Irrationality by Smith Justin E. H.;

Irrationality by Smith Justin E. H.;

Author:Smith, Justin E. H.;
Language: eng
Format: epub
Publisher: Princeton University Press


The World-Soul on Horseback

On October 14, 1806, Napoleon’s troops engaged Prussian forces in the Battle of Jena. Just under seven thousand French troops were killed or wounded, and around thirty-eight thousand on the Prussian side.14 The day before, G.W.F. Hegel had observed the French leader entering his quaint university town on horseback.
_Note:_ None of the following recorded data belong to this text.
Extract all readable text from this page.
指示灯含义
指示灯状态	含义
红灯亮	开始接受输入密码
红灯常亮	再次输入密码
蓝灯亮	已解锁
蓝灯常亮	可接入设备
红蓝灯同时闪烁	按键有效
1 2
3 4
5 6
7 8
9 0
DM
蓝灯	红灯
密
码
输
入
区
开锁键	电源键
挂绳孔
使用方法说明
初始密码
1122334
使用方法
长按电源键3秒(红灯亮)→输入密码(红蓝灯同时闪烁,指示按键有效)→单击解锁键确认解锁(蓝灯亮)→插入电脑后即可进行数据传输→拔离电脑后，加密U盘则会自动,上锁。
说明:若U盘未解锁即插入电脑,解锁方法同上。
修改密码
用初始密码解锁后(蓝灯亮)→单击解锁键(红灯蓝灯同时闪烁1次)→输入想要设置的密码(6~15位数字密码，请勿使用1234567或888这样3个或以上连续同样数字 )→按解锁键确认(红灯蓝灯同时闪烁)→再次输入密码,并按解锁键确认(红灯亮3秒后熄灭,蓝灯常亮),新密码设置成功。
In a letter to Friedrich Immanuel Niethammer, the philosopher would effuse: “I saw the emperor—this world-soul—riding out of the city on reconnaissance.”15 This single individual, Hegel wrote, while “concentrated here at a single point, astride a horse,” nevertheless “reaches out over the world and masters it.”16 What Hegel means by “world-soul” is complex and would draw us considerably off course if we were to attempt to do it justice. In brief, it is something like the philosophical reflection of the course of humanity’s development through history. It exists objectively, and not simply as the narrative that we give to history in order to make sense of it. And it encompasses both the emotional and the intellectual realms of human life. The history of the world is the history of the unfolding of this spirit. For it to be embodied or concentrated in a single person is for that person, by accident or by will, to come objectively to hold the destiny of the world in his hands.

That sometimes the weight of the world can fall into one’s hands quite by accident is, some have argued, crucial for understanding Hegel’s take on Napoleon. This issue has lately been of some importance again in discussions of political leadership in Europe. In an October 2017 interview with the German magazine Der Spiegel, President Emmanuel Macron of France went into considerable detail in clarifying his position in relation to Napoleon Bonaparte. The German interviewers had asked him whether he agreed with Hegel that one man, such as the French emperor, can steer history. Macron denied that this is what Hegel said: “He wasn’t being nice to Napoleon,” Macron explains, “because he of course knows that history can outflank you.”17 Hegel had believed rather that an individual can “embody … the zeitgeist for a moment,” but that “the individual isn’t always clear they are doing so.”18 Nonetheless, Macron reveals that he aims to do so himself, and to do so with clarity. “I think it is only possible to move things forward if you have a sense of responsibility. And that is exactly the goal I have set for myself: to try to encourage France and the French people to change and develop further.”19

Months of speculation about the new president’s Napoleonic ambitions could not have been more decisively confirmed. He goes on to declare that what must be restored (and what, presumably, Hegel had seen Napoleon as providing) are, precisely, “grand narratives” of the sort that French postmodernist philosophers of a generation earlier, such as Jean-François Lyotard, had mocked and dismissed. In his 1979 book The Postmodern Condition, Lyotard had gone so far as to assert that the grand narratives that had supported the Enlightenment project are inherently unjust.